What types of fraud should I look out for?

This is where students are approached by third parties, offering to give them a discount on their tuition fees if they pay through them rather than directly to the University. They may show you a faked receipt to ‘prove’ that the money has reached the University. However, this money is instead taken by criminals, leaving you out of pocket and with fees still to pay.

A money mule is a person who transfers stolen money between different countries.

Money mules are recruited, sometimes unwittingly, by criminals to transfer illegally obtained money between different bank accounts. Money mules receive the stolen funds into their account, they are then asked to withdraw it and wire the money to a different account, often one overseas, keeping some of the money for themselves.

Money laundering is a serious criminal offence. Even if you’re unaware that the money you’re transferring was illegally obtained, you have played an important role in fraud and money laundering and can still be prosecuted. Criminals will often use fake job adverts or create social media posts about opportunities to make money quickly, to lure potential money mule recruits.

Be careful of frauds related to your student loan. Phishing emails often claim that fees or maintenance loans will be terminated if further information is not provided.

They often occur around August/September as that is when many students receive their first instalment for the year and have lots of communication with SLC.

There are many forms of this scam.

Some scammers state that they are police and a warrant has been issued for your arrest. They issue a number of requests including that you should send money or photographs of yourself.  

Others will call to try to convince you that a loved one has been kidnapped or detained. They will put pressure on the victim to make a payment or a series of payments to the caller immediately. They use highly sophisticated surveillance or intelligence-gathering to build a profile of the victim. However, at its most basic, virtual kidnapping only requires access to a telephone and a phone number.

If you receive any calls like this you should contact the UK police immediately on 999. 

Who gets targeted?

Anyone is a potential victim of a fraud. A wide range of frauds are quite common, can be very clever and may seem legitimate. Students can be vulnerable to frauds, and there are particular groups which are targeted more often:

International students are often targeted due to their unfamiliarity with the UK student fee system. 

Students are approached, usually online, under the pretence that they could pay discounted tuition fees through a third party. Students then get asked to share personal details (e.g., their student ID, portal login details, their date of birth).

However, the fraudsters use stolen credit cards to pretend to pay fees and issue a fake ‘receipt,’ to trick you into reimbursing the money to them. However, because the university does not actually receive the money, you will end up losing your money and still have a tuition fee waiting to be paid.

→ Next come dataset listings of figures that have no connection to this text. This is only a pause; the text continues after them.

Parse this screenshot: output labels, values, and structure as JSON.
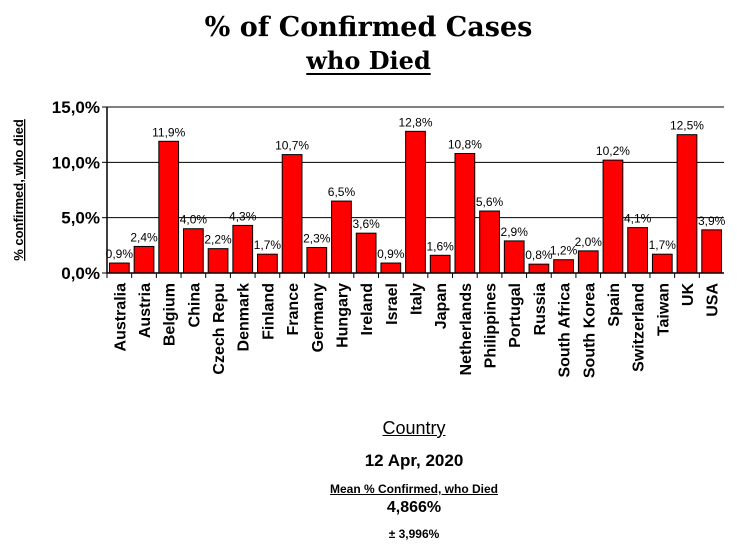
{
  "chart_data": {
    "type": "bar",
    "title": "% of Confirmed Cases",
    "subtitle": "who Died",
    "xlabel": "Country",
    "ylabel": "% confirmed, who died",
    "ylim": [
      0,
      15
    ],
    "yticks": [
      "0,0%",
      "5,0%",
      "10,0%",
      "15,0%"
    ],
    "categories": [
      "Australia",
      "Austria",
      "Belgium",
      "China",
      "Czech Repu",
      "Denmark",
      "Finland",
      "France",
      "Germany",
      "Hungary",
      "Ireland",
      "Israel",
      "Italy",
      "Japan",
      "Netherlands",
      "Philippines",
      "Portugal",
      "Russia",
      "South Africa",
      "South Korea",
      "Spain",
      "Switzerland",
      "Taiwan",
      "UK",
      "USA"
    ],
    "values": [
      0.9,
      2.4,
      11.9,
      4.0,
      2.2,
      4.3,
      1.7,
      10.7,
      2.3,
      6.5,
      3.6,
      0.9,
      12.8,
      1.6,
      10.8,
      5.6,
      2.9,
      0.8,
      1.2,
      2.0,
      10.2,
      4.1,
      1.7,
      12.5,
      3.9
    ],
    "labels": [
      "0,9%",
      "2,4%",
      "11,9%",
      "4,0%",
      "2,2%",
      "4,3%",
      "1,7%",
      "10,7%",
      "2,3%",
      "6,5%",
      "3,6%",
      "0,9%",
      "12,8%",
      "1,6%",
      "10,8%",
      "5,6%",
      "2,9%",
      "0,8%",
      "1,2%",
      "2,0%",
      "10,2%",
      "4,1%",
      "1,7%",
      "12,5%",
      "3,9%"
    ],
    "bar_color": "#ff0000",
    "grid": true,
    "legend": "none"
  },
  "footer": {
    "date": "12 Apr, 2020",
    "mean_label": "Mean % Confirmed, who Died",
    "mean_value": "4,866%",
    "mean_sd": "± 3,996%"
  }
}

New students with new ‘clean’ bank accounts are targeted by criminal gangs with opportunities to make easy money, by helping to move payments across accounts.

This is money laundering and can lead to a prison term for anyone implicated; in most cases the original criminal is never found. 

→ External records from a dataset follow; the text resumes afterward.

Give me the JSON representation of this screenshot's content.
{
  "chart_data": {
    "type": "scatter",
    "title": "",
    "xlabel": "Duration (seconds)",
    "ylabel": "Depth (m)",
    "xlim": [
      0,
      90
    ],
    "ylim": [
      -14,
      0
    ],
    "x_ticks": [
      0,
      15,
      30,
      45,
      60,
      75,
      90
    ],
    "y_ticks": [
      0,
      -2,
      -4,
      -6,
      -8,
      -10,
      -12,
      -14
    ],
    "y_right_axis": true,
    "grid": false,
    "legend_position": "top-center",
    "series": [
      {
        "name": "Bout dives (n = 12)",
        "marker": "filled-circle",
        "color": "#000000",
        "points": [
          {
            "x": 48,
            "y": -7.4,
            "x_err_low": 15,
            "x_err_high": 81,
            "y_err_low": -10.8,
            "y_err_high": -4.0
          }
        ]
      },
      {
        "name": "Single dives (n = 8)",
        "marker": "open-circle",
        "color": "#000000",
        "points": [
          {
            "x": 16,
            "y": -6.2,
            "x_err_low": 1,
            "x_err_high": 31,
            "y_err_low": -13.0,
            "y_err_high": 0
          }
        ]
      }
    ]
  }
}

How can I avoid being a victim of fraud?

Please ensure that you only pay your fees directly through the University advertised route and by recognised methods of payment: visit our Online payments page.

  • No person or other organisation is able to give you a discount on your tuition fees.
  • Never share your bank details or university log-in details with anyone.
  • Failure to follow this process can result in you losing your money, which can have serious consequences on your life and studies.

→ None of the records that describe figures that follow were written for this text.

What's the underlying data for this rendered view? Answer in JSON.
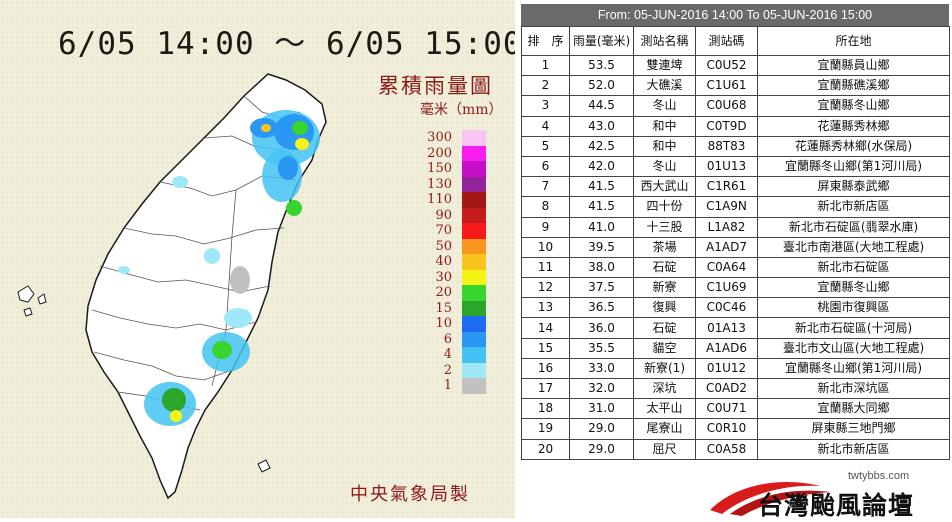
{
  "map": {
    "title": "6/05 14:00 ～ 6/05 15:00",
    "subtitle": "累積雨量圖",
    "unit": "毫米（mm）",
    "credit": "中央氣象局製",
    "legend": [
      {
        "label": "300",
        "color": "#f7c5f2"
      },
      {
        "label": "200",
        "color": "#f51df0"
      },
      {
        "label": "150",
        "color": "#c60fc7"
      },
      {
        "label": "130",
        "color": "#95239a"
      },
      {
        "label": "110",
        "color": "#a31717"
      },
      {
        "label": "90",
        "color": "#c61b1b"
      },
      {
        "label": "70",
        "color": "#f71a18"
      },
      {
        "label": "50",
        "color": "#f89420"
      },
      {
        "label": "40",
        "color": "#f7c51e"
      },
      {
        "label": "30",
        "color": "#f6f317"
      },
      {
        "label": "20",
        "color": "#37d52e"
      },
      {
        "label": "15",
        "color": "#2aa62a"
      },
      {
        "label": "10",
        "color": "#1c6bf0"
      },
      {
        "label": "6",
        "color": "#2a97f5"
      },
      {
        "label": "4",
        "color": "#43c3f3"
      },
      {
        "label": "2",
        "color": "#9ee8f7"
      },
      {
        "label": "1",
        "color": "#c1c1c1"
      }
    ]
  },
  "table": {
    "title": "From: 05-JUN-2016 14:00 To 05-JUN-2016 15:00",
    "headers": [
      "排　序",
      "雨量(毫米)",
      "測站名稱",
      "測站碼",
      "所在地"
    ],
    "rows": [
      [
        "1",
        "53.5",
        "雙連埤",
        "C0U52",
        "宜蘭縣員山鄉"
      ],
      [
        "2",
        "52.0",
        "大礁溪",
        "C1U61",
        "宜蘭縣礁溪鄉"
      ],
      [
        "3",
        "44.5",
        "冬山",
        "C0U68",
        "宜蘭縣冬山鄉"
      ],
      [
        "4",
        "43.0",
        "和中",
        "C0T9D",
        "花蓮縣秀林鄉"
      ],
      [
        "5",
        "42.5",
        "和中",
        "88T83",
        "花蓮縣秀林鄉(水保局)"
      ],
      [
        "6",
        "42.0",
        "冬山",
        "01U13",
        "宜蘭縣冬山鄉(第1河川局)"
      ],
      [
        "7",
        "41.5",
        "西大武山",
        "C1R61",
        "屏東縣泰武鄉"
      ],
      [
        "8",
        "41.5",
        "四十份",
        "C1A9N",
        "新北市新店區"
      ],
      [
        "9",
        "41.0",
        "十三股",
        "L1A82",
        "新北市石碇區(翡翠水庫)"
      ],
      [
        "10",
        "39.5",
        "茶場",
        "A1AD7",
        "臺北市南港區(大地工程處)"
      ],
      [
        "11",
        "38.0",
        "石碇",
        "C0A64",
        "新北市石碇區"
      ],
      [
        "12",
        "37.5",
        "新寮",
        "C1U69",
        "宜蘭縣冬山鄉"
      ],
      [
        "13",
        "36.5",
        "復興",
        "C0C46",
        "桃園市復興區"
      ],
      [
        "14",
        "36.0",
        "石碇",
        "01A13",
        "新北市石碇區(十河局)"
      ],
      [
        "15",
        "35.5",
        "貓空",
        "A1AD6",
        "臺北市文山區(大地工程處)"
      ],
      [
        "16",
        "33.0",
        "新寮(1)",
        "01U12",
        "宜蘭縣冬山鄉(第1河川局)"
      ],
      [
        "17",
        "32.0",
        "深坑",
        "C0AD2",
        "新北市深坑區"
      ],
      [
        "18",
        "31.0",
        "太平山",
        "C0U71",
        "宜蘭縣大同鄉"
      ],
      [
        "19",
        "29.0",
        "尾寮山",
        "C0R10",
        "屏東縣三地門鄉"
      ],
      [
        "20",
        "29.0",
        "屈尺",
        "C0A58",
        "新北市新店區"
      ]
    ]
  },
  "logo": {
    "url": "twtybbs.com",
    "name": "台灣颱風論壇"
  }
}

Always be wary of a new friend or acquaintance asking you to hold on to money for them. Never give your bank details to anyone and periodically review your bank statements to ensure nothing unexpected or unusual is occurring in your account.

Phishing emails often claim that fees or maintenance loans will be terminated if further information is not provided.

You may be able to recognise it’s a scam, as emails may say ‘dear student’ rather than your name, or have bad spelling, grammar and punctuation. Scammers also try to pressure you into giving personal details by creating a sense of urgency, e.g., stating that you must respond within 24 hours, or you will not receive your loan.

Never click on any suspicious links or attachments. If in doubt, log on to your online SFE account separately on a secure browser and look for any notifications. The same principle applies for calls from SFE – never give personal details over the phone.


Tips to protect yourself from fraudsters

Do not share your bank account number, credit or debit card details, or PIN with anyone. Your bank will never ask for full details over the phone, like the PIN.

Be cautious of unsolicited offers of easy money or discounts. If it sounds too good to be true, it probably is. There are no discounts on tuition fees offered via our social media channels.

Never share details about your university accounts and login credentials with anyone, especially on social media with strangers, any third party, or agent.

Do not share or confirm any personal information like name, PIN code, address, phone number, date of birth. Fraudsters often have incomplete information about you and reach out to fill in the gaps to conduct a fraud.

Look for words like warning, urgent, important, deportation, threats, deadline.

Fraudsters often employ this tactic to scare their victims and make them transfer funds immediately. Stay calm, be aware and sceptical of such frauds and act accordingly.